Casi cada día escuchamos que las ciudades ucranianas sufren brutales ataques de drones y misiles rusos, pero lo cierto es que el número de víctimas se cuentan con los dedos de las manos en la mayoría de los casos. Lejos de minimizar el dolor y la miseria causados por esos ataques, de ahí que mi principal deseo sea detener la guerra. No obstante, me gustaría hacer dos observaciones para no perder la perspectiva. La primera es que noto cierto abuso del lenguaje en esas informaciones, porque quizá la palabra brutal la deberíamos reservar para bombardeos que resultan en centenares, miles o incluso decenas de miles de fallecidos, como los realizados por la Luftwaffe sobre ciudades del Reino Unido o las fuerzas aéreas aliadas sobre las ciudades alemanas y japonesas durante la II Guerra Mundial, o los incluso más brutales realizados por los estadounidenses en Vietnam y Camboya unas décadas después. La segunda observación es que Zelenski está en su derecho de sacar pecho cada vez que ataca posiciones en el interior de Rusia, pero cada vez que ordena uno de esos ataques está poniendo en peligro a sus propios ciudadanos y no debería sorprenderle que Putin no le responda enviando paquetes con ayuda humanitaria.
Esta guerra ha dejado ya centenares de miles de víctimas, ucranianos y rusos, pero ni a Putin ni a Zelenski y a sus aliados parecen pesarles demasiado. Al contrario, la única música que escuchamos es el redoblar de los tambores de la OTAN exigiendo a sus miembros aumentar el gasto en defensa para contrarrestar con más eficacia las insaciables ansias expansionistas del malvado Putin. La realidad es bien distinta de cómo nos la pintan los voceros de la guerra: Putin estaba dispuestos firmar un acuerdo para poner fin al conflicto en abril de 2022, apenas dos meses después de haber invadido Ucrania, a cambio de garantizar la seguridad de Rusia, y Estados Unidos decidió paralizar la firma para prolongar una guerra que consideraba provechosa para sus intereses, porque, a diferencia de otras aventuras militares, esta guerra subrogada debilitaba a Rusia sin sufrir una sola baja estadounidense.
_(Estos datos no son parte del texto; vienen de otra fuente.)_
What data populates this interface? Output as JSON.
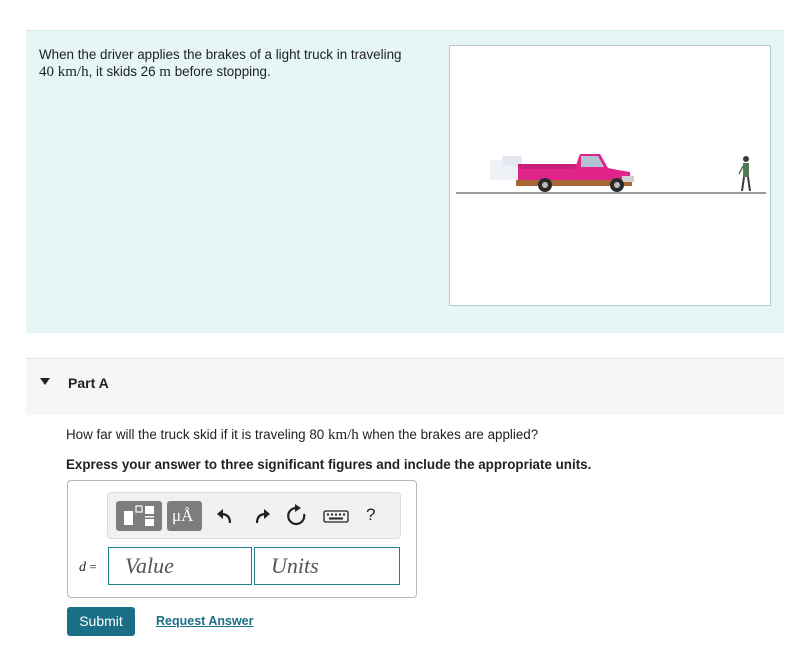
{
  "problem": {
    "line1": "When the driver applies the brakes of a light truck in traveling",
    "speed": "40 km/h",
    "line2_after_speed": ", it skids 26 ",
    "unit_m": "m",
    "line2_end": " before stopping."
  },
  "figure": {
    "truck_color": "#e0248a",
    "icon": "truck-and-person-illustration"
  },
  "part": {
    "title": "Part A",
    "question_before": "How far will the truck skid if it is traveling 80 ",
    "question_unit": "km/h",
    "question_after": " when the brakes are applied?",
    "instruction": "Express your answer to three significant figures and include the appropriate units."
  },
  "answer": {
    "variable": "d",
    "equals": "=",
    "value_placeholder": "Value",
    "units_placeholder": "Units",
    "mu_label": "μÅ",
    "help_label": "?"
  },
  "actions": {
    "submit_label": "Submit",
    "request_label": "Request Answer"
  },
  "colors": {
    "accent": "#1a6f86",
    "panel_bg": "#e6f6f7"
  }
}
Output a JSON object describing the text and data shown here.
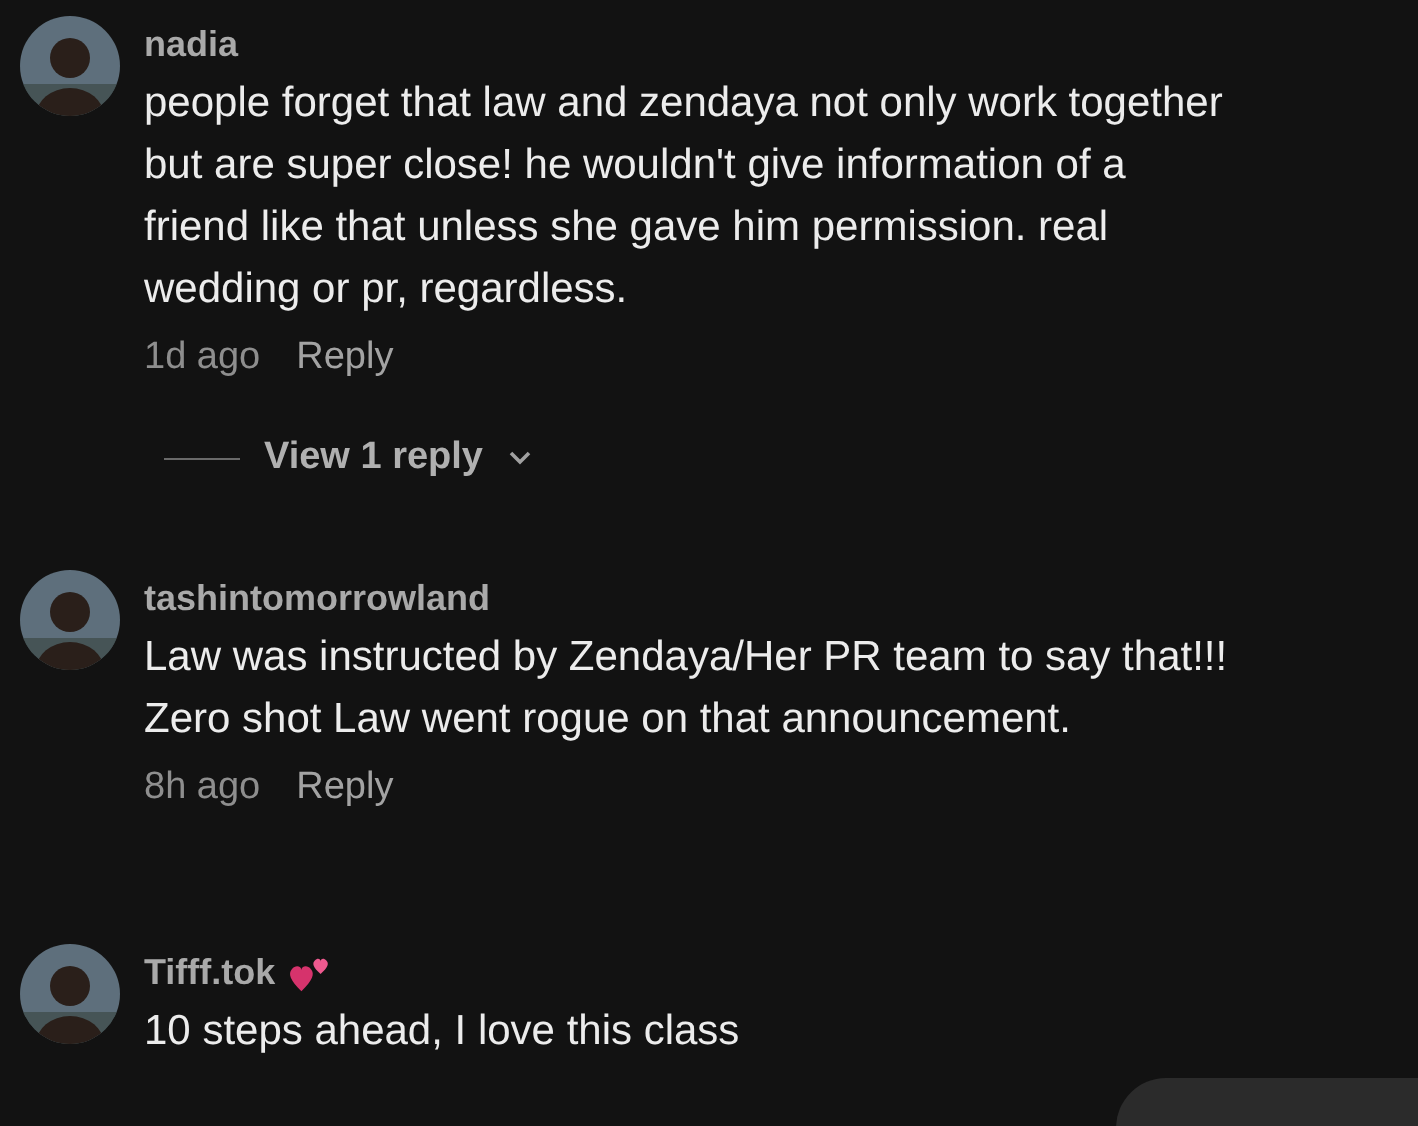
{
  "comments": [
    {
      "username": "nadia",
      "hearts": false,
      "lines": [
        "people forget that law and zendaya not only work together",
        "but are super close! he wouldn't give information of a",
        "friend like that unless she gave him permission. real",
        "wedding or pr, regardless."
      ],
      "time": "1d ago",
      "reply": "Reply",
      "view_replies": "View 1 reply"
    },
    {
      "username": "tashintomorrowland",
      "hearts": false,
      "lines": [
        "Law was instructed by Zendaya/Her PR team to say that!!!",
        "Zero shot Law went rogue on that announcement."
      ],
      "time": "8h ago",
      "reply": "Reply"
    },
    {
      "username": "Tifff.tok",
      "hearts": true,
      "lines": [
        "10 steps ahead, I love this class"
      ]
    }
  ],
  "floating_button": {
    "kind": "pill"
  }
}
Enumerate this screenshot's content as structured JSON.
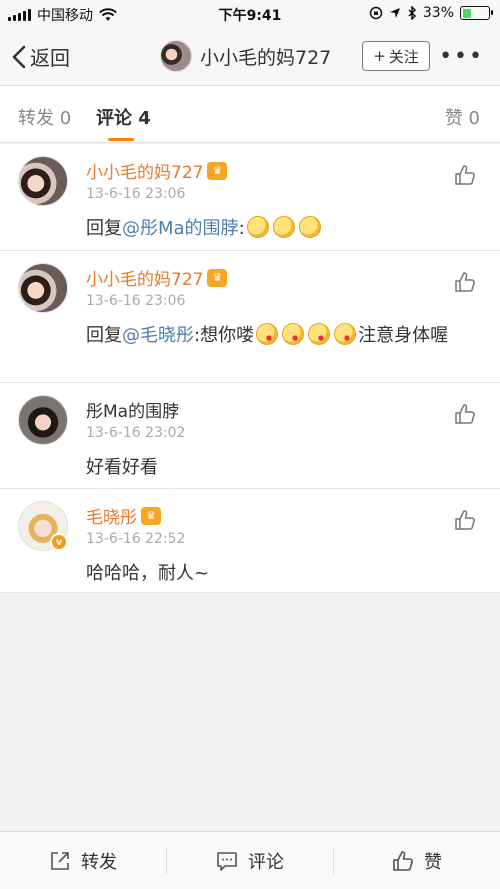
{
  "status_bar": {
    "carrier": "中国移动",
    "time": "下午9:41",
    "battery": "33%",
    "battery_level": 0.33
  },
  "nav": {
    "back_label": "返回",
    "title": "小小毛的妈727",
    "follow_label": "关注",
    "follow_plus": "+",
    "more": "•••"
  },
  "tabs": {
    "repost": "转发 0",
    "comment": "评论 4",
    "like": "赞 0"
  },
  "comments": [
    {
      "name": "小小毛的妈727",
      "time": "13-6-16 23:06",
      "reply_prefix": "回复",
      "mention": "@彤Ma的围脖",
      "text": ":",
      "emojis": 3
    },
    {
      "name": "小小毛的妈727",
      "time": "13-6-16 23:06",
      "reply_prefix": "回复",
      "mention": "@毛晓彤",
      "text": ":想你喽",
      "emojis": 4,
      "text_after": "注意身体喔"
    },
    {
      "name": "彤Ma的围脖",
      "time": "13-6-16 23:02",
      "text": "好看好看"
    },
    {
      "name": "毛晓彤",
      "time": "13-6-16 22:52",
      "text": "哈哈哈，耐人~",
      "vbadge": "v"
    }
  ],
  "bottom": {
    "repost": "转发",
    "comment": "评论",
    "like": "赞"
  },
  "colors": {
    "name_orange": "#e8792b",
    "mention_blue": "#507daf",
    "tab_underline": "#ff8200",
    "battery_green": "#4cd964"
  }
}
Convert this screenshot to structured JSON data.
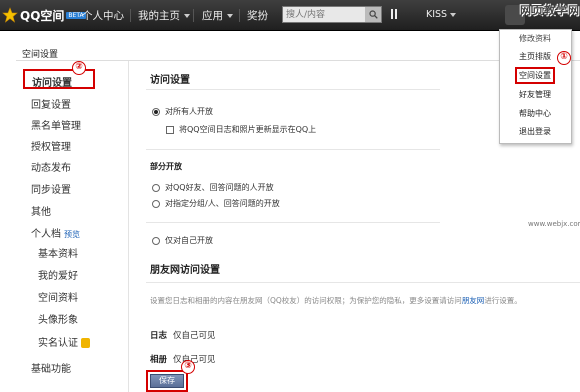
{
  "topbar": {
    "logo_text": "QQ空间",
    "beta": "BETA",
    "nav": [
      "个人中心",
      "我的主页",
      "应用",
      "奖扮"
    ],
    "search_placeholder": "搜人/内容",
    "pause": "II",
    "user": "KISS"
  },
  "watermark": {
    "cn": "网页教学网",
    "url": "www.webjx.com"
  },
  "page_title": "空间设置",
  "sidebar": {
    "selected": "访问设置",
    "items": [
      "回复设置",
      "黑名单管理",
      "授权管理",
      "动态发布",
      "同步设置",
      "其他"
    ],
    "profile": {
      "label": "个人档",
      "badge": "预览"
    },
    "sub_items": [
      "基本资料",
      "我的爱好",
      "空间资料",
      "头像形象",
      "实名认证"
    ],
    "last": "基础功能"
  },
  "main": {
    "title": "访问设置",
    "option_public": "对所有人开放",
    "check_qq": "将QQ空间日志和照片更新显示在QQ上",
    "partial_title": "部分开放",
    "option_qq_friends": "对QQ好友、回答问题的人开放",
    "option_groups": "对指定分组/人、回答问题的开放",
    "option_self": "仅对自己开放",
    "friend_title": "朋友网访问设置",
    "friend_desc_1": "设置您日志和相册的内容在朋友网（QQ校友）的访问权限；为保护您的隐私，更多设置请访问",
    "friend_link": "朋友网",
    "friend_desc_2": "进行设置。",
    "log_label": "日志",
    "log_value": "仅自己可见",
    "album_label": "相册",
    "album_value": "仅自己可见",
    "save": "保存"
  },
  "dropdown": {
    "items": [
      "修改资料",
      "主页排版",
      "空间设置",
      "好友管理",
      "帮助中心",
      "退出登录"
    ]
  },
  "markers": [
    "①",
    "②",
    "③"
  ],
  "colors": {
    "accent_red": "#d40000",
    "topbar": "#2a2a2a",
    "link": "#1a5fb4"
  }
}
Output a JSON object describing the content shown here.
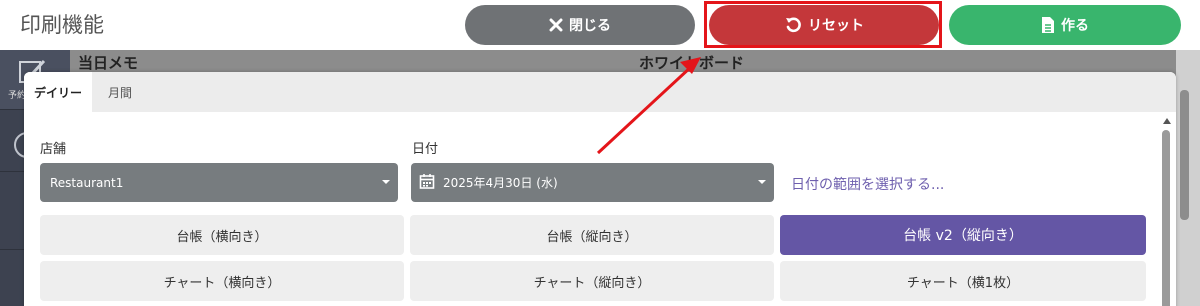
{
  "header": {
    "title": "印刷機能",
    "close_label": "閉じる",
    "reset_label": "リセット",
    "create_label": "作る"
  },
  "background": {
    "sidebar_label": "予約",
    "memo_title": "当日メモ",
    "whiteboard_title": "ホワイトボード"
  },
  "tabs": [
    {
      "label": "デイリー",
      "active": true
    },
    {
      "label": "月間",
      "active": false
    }
  ],
  "form": {
    "store_label": "店舗",
    "store_value": "Restaurant1",
    "date_label": "日付",
    "date_value": "2025年4月30日 (水)",
    "range_link": "日付の範囲を選択する..."
  },
  "print_options": [
    {
      "label": "台帳（横向き）",
      "selected": false
    },
    {
      "label": "台帳（縦向き）",
      "selected": false
    },
    {
      "label": "台帳 v2（縦向き）",
      "selected": true
    },
    {
      "label": "チャート（横向き）",
      "selected": false
    },
    {
      "label": "チャート（縦向き）",
      "selected": false
    },
    {
      "label": "チャート（横1枚）",
      "selected": false
    }
  ],
  "colors": {
    "close_button": "#6f7275",
    "reset_button": "#c4373a",
    "create_button": "#39b56d",
    "selected_option": "#6456a5",
    "annotation": "#e4151a"
  },
  "icons": {
    "close": "x-icon",
    "reset": "undo-icon",
    "create": "document-icon",
    "date": "calendar-icon"
  }
}
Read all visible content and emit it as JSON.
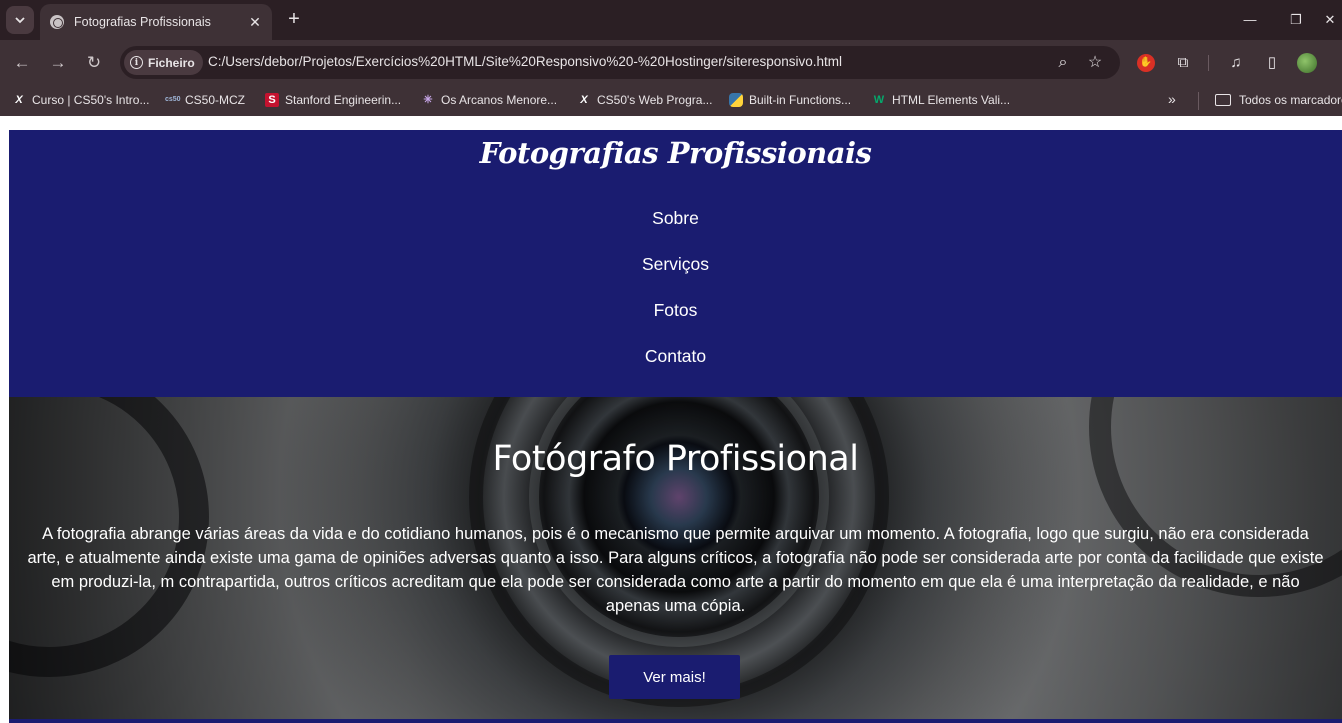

¿Están los países Occidentales dispuestos a ofrecer a garantizar la neutralidad de Ucrania y, por tanto, su exclusión de la OTAN? ¿Estamos dispuestos a desmantelar las bases de la OTAN que rodean a Rusia a cambio de que Rusia retire sus bases militares cerca de la frontera con las exrepúblicas de la U.R.S.S. y antiguos países miembros del Pacto de Varsovia? En definitiva, la pregunta que debemos hacernos los europeos es si queremos sentar las bases de una convivencia pacífica y duradera y propiciar la cooperación económica en Europa o seguimos las directrices de Washington de debilitar a Rusia para garantizar la hegemonía de Estados Unidos.